Browse the full results of the Impact Rankings 2024
This ranking focuses on universities’ role as engines of economic growth and their responsibilities as employers. It explores institutions’ economic research, their employment practices and the share of students taking work placements.
View the methodology for the Impact Rankings 2024 to find out how these data are used in the overall ranking.
Metrics
Research on economic growth and employment (27%)
- Proportion of papers in the top 10 per cent of journals as defined by Citescore (14%)
- Number of publications (13%)
This focuses on research that is relevant to economic growth and employment, measuring the proportion of publications in the top 10 per cent of journals and the volume of research produced.
The data are provided by Elsevier’s Scopus dataset, based on a query of keywords associated with SDG 8 (decent work and economic growth) and supplemented by additional publications identified by artificial intelligence. The data include all indexed publications between 2018 and 2022. The data are normalised across the range using Z-scoring.

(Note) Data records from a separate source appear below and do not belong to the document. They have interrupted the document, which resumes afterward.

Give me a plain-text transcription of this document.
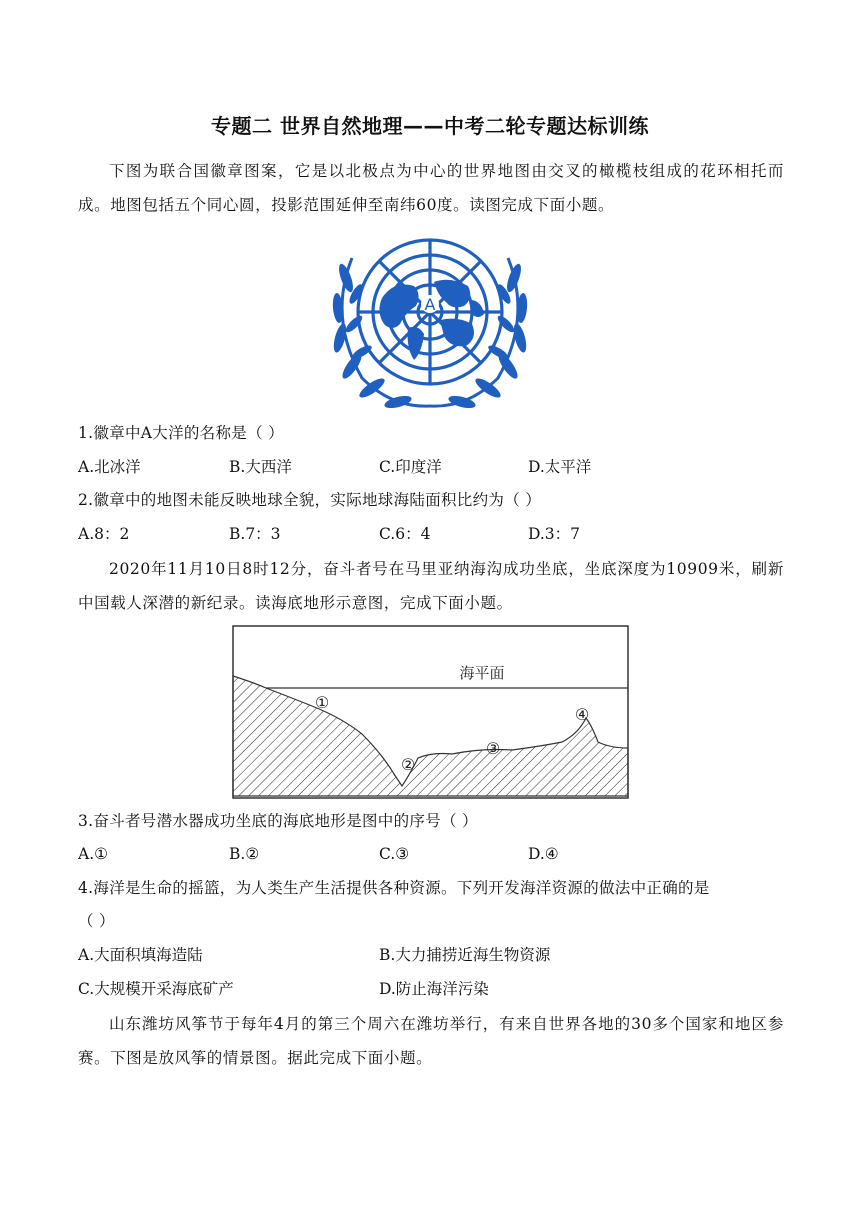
专题二 世界自然地理——中考二轮专题达标训练
下图为联合国徽章图案，它是以北极点为中心的世界地图由交叉的橄榄枝组成的花环相托而成。地图包括五个同心圆，投影范围延伸至南纬60度。读图完成下面小题。
A
1.徽章中A大洋的名称是（ ）
A.北冰洋	B.大西洋	C.印度洋	D.太平洋
2.徽章中的地图未能反映地球全貌，实际地球海陆面积比约为（ ）
A.8：2	B.7：3	C.6：4	D.3：7
2020年11月10日8时12分，奋斗者号在马里亚纳海沟成功坐底，坐底深度为10909米，刷新中国载人深潜的新纪录。读海底地形示意图，完成下面小题。
海平面
①
②
③
④
3.奋斗者号潜水器成功坐底的海底地形是图中的序号（ ）
A.①	B.②	C.③	D.④
4.海洋是生命的摇篮，为人类生产生活提供各种资源。下列开发海洋资源的做法中正确的是
（ ）
A.大面积填海造陆	B.大力捕捞近海生物资源
C.大规模开采海底矿产	D.防止海洋污染
山东潍坊风筝节于每年4月的第三个周六在潍坊举行，有来自世界各地的30多个国家和地区参赛。下图是放风筝的情景图。据此完成下面小题。
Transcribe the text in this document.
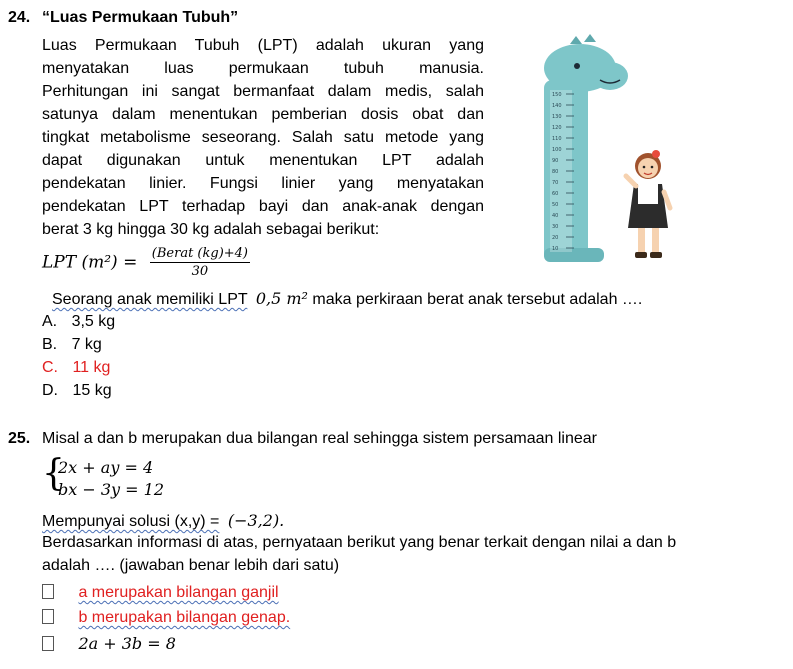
24. “Luas Permukaan Tubuh”
Luas Permukaan Tubuh (LPT) adalah ukuran yang
menyatakan luas permukaan tubuh manusia.
Perhitungan ini sangat bermanfaat dalam medis, salah
satunya dalam menentukan pemberian dosis obat dan
tingkat metabolisme seseorang. Salah satu metode yang
dapat digunakan untuk menentukan LPT adalah
pendekatan linier. Fungsi linier yang menyatakan
pendekatan LPT terhadap bayi dan anak-anak dengan
berat 3 kg hingga 30 kg adalah sebagai berikut:
LPT $(m^2) = \frac{\text{(Berat (kg)+4)}}{30}$
150
140
130
120
110
100
90
80
70
60
50
40
30
20
10
Seorang anak memiliki LPT 0,5 m² maka perkiraan berat anak tersebut adalah ….
A. 3,5 kg
B. 7 kg
C. 11 kg
D. 15 kg
25. Misal a dan b merupakan dua bilangan real sehingga sistem persamaan linear
{
2x + ay = 4
bx − 3y = 12
Mempunyai solusi (x,y) = (−3,2).
Berdasarkan informasi di atas, pernyataan berikut yang benar terkait dengan nilai a dan b
adalah …. (jawaban benar lebih dari satu)
a merupakan bilangan ganjil
b merupakan bilangan genap.
2a + 3b = 8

Employment practices (19.6%)
- Payment of a living wage to staff and faculty (2.45%)
- Recognition of union and labour rights (2.45%)
- Policy on ending discrimination in the workplace (2.45%)
- Policies against modern slavery, forced labour, human trafficking and child labour (2.45%)
- Guarantees of equal rights for outsourced labour (2.45%)
- Policy on pay scale equity and gender pay gaps (2.45%)
- Measuring and tracking pay scale gender equity (2.45%)
- Processes for employees to appeal decisions on rights and/or pay (2.45%)
The evidence was provided directly by universities, evaluated and scored by THE and not normalised.
Expenditure per employee (15.4%)
This metric is calculated by dividing the university expenditure by the number of employees. It is then normalised by the regional GDP per capita. It aims to explore the extent to which the university is a significant economic driver locally.
The data were provided directly by universities and normalised across the range using Z-scoring.
Proportion of students taking work placements (19%)
To understand if universities are preparing students for the world of work, we asked for the number of students with an employment placement of more than a month required as part of their studies, divided by the total number of students. All data are provided as full-time equivalents.
The data were provided directly by universities and normalised across the range using Z-scoring.
Proportion of employees on secure contracts (19%)
The casualisation of the university workforce is a growing concern, so we asked universities to supply the number of employees (both academic and non‑academic) on contracts of more than 24 months, divided by the total number of employees. All numbers are provided as full-time equivalents. This explicitly excludes short-term contracts required to cover for maternity or paternity leave.
The data were provided directly by universities and normalised across the range using Z-scoring.
Evidence
When we ask about policies and initiatives – for example, the existence of mentoring programmes – our metrics require universities to provide the evidence to support their claims. In these cases, we give credit for the evidence, and for the evidence being public. These metrics are not usually size-normalised.
Evidence is evaluated against a set of criteria, and decisions are cross-validated where there is uncertainty. Evidence need not be exhaustive – we are looking for examples that demonstrate best practice at the institutions concerned.
Time frame
In general, the data used refer to the closest academic year to January to December 2022. The date range for each metric is specified in the full methodology document.
Exclusions
The ranking is open to any university that teaches at undergraduate or postgraduate level. Although research activities form part of the methodology, there is no minimum research requirement for participation.
THE reserves the right to exclude universities that it believes have falsified data, or are no longer in good standing.
Data collection
Institutions provide and sign off their institutional data for use in the rankings. On the rare occasions when a particular data point is not provided, we enter a value of zero.